C’est le premier geste architectural du designer Philippe Starck. Mais le superbe hôtel qu’il a conceptualisé à Metz se heurte à une kyrielle de déconvenues dont la disparition inexpliquée du notaire et promoteur du projet, Yvon Gérard, le 17 août 2022, n’est pas la moindre des damnations.

L'architecte Olivier Hein devant l'hôtel Starck à Metz (DR)
L’architecte Olivier Hein devant l’hôtel Starck à Metz (DR)

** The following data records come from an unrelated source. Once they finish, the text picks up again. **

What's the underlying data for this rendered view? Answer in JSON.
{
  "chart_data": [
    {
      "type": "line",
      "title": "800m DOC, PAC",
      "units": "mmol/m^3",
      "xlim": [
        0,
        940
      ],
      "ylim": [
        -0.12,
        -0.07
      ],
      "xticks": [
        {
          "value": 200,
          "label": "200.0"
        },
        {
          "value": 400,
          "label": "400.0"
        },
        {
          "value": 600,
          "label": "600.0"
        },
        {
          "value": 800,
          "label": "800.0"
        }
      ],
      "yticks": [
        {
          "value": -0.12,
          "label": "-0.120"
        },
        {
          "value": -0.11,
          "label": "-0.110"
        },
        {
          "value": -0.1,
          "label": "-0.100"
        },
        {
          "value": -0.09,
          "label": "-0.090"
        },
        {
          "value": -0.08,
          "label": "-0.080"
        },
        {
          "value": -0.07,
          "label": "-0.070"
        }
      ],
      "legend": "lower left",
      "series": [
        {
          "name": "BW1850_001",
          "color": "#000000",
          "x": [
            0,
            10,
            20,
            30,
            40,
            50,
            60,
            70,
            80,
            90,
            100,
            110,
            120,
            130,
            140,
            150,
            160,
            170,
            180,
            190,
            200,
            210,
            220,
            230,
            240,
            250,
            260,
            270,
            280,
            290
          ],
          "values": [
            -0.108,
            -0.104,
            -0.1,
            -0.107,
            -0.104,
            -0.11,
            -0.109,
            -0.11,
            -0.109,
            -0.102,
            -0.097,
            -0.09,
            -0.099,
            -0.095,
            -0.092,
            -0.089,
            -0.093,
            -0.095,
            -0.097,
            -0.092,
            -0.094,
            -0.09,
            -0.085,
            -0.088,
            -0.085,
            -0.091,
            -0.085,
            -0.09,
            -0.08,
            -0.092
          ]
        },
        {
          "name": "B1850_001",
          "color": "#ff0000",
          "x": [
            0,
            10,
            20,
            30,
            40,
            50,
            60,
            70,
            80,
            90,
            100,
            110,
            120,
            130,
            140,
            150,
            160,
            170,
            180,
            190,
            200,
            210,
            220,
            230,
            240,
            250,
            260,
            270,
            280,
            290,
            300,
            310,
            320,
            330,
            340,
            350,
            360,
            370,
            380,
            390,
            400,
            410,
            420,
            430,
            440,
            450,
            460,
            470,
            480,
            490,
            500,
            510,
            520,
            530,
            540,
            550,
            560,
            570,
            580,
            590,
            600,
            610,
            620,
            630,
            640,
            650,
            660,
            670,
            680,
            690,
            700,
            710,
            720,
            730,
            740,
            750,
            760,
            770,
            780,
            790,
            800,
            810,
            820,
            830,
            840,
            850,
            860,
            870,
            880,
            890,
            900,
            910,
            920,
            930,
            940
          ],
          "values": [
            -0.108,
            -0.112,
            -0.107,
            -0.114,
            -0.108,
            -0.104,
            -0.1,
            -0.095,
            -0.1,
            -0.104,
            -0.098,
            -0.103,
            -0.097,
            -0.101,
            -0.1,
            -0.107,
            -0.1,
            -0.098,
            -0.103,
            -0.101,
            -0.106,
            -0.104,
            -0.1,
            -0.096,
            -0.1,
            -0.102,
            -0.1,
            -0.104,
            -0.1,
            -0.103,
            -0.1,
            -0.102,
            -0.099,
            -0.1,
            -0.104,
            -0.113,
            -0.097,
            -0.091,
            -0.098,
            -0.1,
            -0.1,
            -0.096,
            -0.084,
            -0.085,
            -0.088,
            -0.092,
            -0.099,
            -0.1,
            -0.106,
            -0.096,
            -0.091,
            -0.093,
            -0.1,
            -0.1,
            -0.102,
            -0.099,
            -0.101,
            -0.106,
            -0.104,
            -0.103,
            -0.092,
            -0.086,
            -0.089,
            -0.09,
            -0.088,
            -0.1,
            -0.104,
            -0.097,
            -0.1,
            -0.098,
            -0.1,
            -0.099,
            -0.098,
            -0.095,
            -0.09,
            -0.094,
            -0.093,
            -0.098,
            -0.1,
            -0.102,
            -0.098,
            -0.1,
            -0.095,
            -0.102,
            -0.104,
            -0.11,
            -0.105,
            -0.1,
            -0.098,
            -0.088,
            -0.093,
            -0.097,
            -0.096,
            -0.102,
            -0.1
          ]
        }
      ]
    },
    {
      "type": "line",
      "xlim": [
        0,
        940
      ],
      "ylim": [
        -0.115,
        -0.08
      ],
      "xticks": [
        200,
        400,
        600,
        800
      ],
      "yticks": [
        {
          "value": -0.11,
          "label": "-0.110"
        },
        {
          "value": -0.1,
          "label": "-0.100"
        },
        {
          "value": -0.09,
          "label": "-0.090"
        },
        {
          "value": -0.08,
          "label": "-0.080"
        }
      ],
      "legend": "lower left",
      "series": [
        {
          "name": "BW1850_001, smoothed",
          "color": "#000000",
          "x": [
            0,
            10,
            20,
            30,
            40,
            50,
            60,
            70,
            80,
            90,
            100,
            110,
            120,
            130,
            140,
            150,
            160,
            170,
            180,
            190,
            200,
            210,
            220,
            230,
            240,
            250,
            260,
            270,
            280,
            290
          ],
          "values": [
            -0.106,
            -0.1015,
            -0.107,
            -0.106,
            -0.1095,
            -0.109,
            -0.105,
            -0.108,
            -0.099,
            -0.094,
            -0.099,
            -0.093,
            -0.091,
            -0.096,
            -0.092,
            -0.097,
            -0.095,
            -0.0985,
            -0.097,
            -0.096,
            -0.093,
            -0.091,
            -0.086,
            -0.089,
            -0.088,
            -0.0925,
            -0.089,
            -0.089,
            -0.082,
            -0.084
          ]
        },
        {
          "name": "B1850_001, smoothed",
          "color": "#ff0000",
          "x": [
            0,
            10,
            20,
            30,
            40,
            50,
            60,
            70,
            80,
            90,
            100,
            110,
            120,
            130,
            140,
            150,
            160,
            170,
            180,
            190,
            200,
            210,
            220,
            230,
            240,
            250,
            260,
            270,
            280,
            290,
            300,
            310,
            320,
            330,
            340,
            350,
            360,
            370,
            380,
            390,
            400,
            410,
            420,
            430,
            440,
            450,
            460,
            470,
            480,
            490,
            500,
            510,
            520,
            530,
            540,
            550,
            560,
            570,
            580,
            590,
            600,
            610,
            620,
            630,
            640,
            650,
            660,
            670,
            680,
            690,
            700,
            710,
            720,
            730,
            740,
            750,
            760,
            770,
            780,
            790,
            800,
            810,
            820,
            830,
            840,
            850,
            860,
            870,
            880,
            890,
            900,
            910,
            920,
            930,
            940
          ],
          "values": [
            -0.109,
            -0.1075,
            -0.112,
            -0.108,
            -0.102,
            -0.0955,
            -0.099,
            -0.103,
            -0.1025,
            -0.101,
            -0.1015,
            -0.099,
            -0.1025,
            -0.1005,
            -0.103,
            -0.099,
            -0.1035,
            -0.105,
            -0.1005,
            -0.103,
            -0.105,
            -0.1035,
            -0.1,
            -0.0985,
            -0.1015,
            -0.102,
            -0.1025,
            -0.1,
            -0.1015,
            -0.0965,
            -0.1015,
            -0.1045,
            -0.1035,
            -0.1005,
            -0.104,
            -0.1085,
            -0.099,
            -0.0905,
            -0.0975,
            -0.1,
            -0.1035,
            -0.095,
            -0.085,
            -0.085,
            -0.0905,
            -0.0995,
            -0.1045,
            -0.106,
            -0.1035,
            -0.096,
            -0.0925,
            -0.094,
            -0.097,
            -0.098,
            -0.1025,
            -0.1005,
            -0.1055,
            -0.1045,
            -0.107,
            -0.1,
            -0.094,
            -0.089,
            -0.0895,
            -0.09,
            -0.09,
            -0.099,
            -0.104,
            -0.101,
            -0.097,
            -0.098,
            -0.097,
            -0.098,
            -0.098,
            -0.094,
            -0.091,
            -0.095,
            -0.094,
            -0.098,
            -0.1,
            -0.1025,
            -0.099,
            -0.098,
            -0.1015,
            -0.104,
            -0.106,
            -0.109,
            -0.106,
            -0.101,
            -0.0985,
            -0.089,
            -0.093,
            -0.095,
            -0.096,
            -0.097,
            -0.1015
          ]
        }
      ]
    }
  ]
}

Un nid de cigogne posé sur un clocher : voilà le spectacle poétique et artistique que Philippe Starck a appelé « Stork by Starck ». (Stork, en allemand, signifie cigogne). Une œuvre d’art habitable selon le designer lui-même. Dans le quartier de l’Amphithéâtre à Metz, à deux pas du Centre Pompidou, à trois du centre-ville, s’élève une tour haute de 28 mètres au milieu d’un verger, et, tout en haut, sur le toit, une magnifique villa, réplique fidèle d’une maison bourgeoise du 19ᵉ siècle, que l’on peut voir en contrebas, dans la ville impériale, au 22 de l’avenue Foch.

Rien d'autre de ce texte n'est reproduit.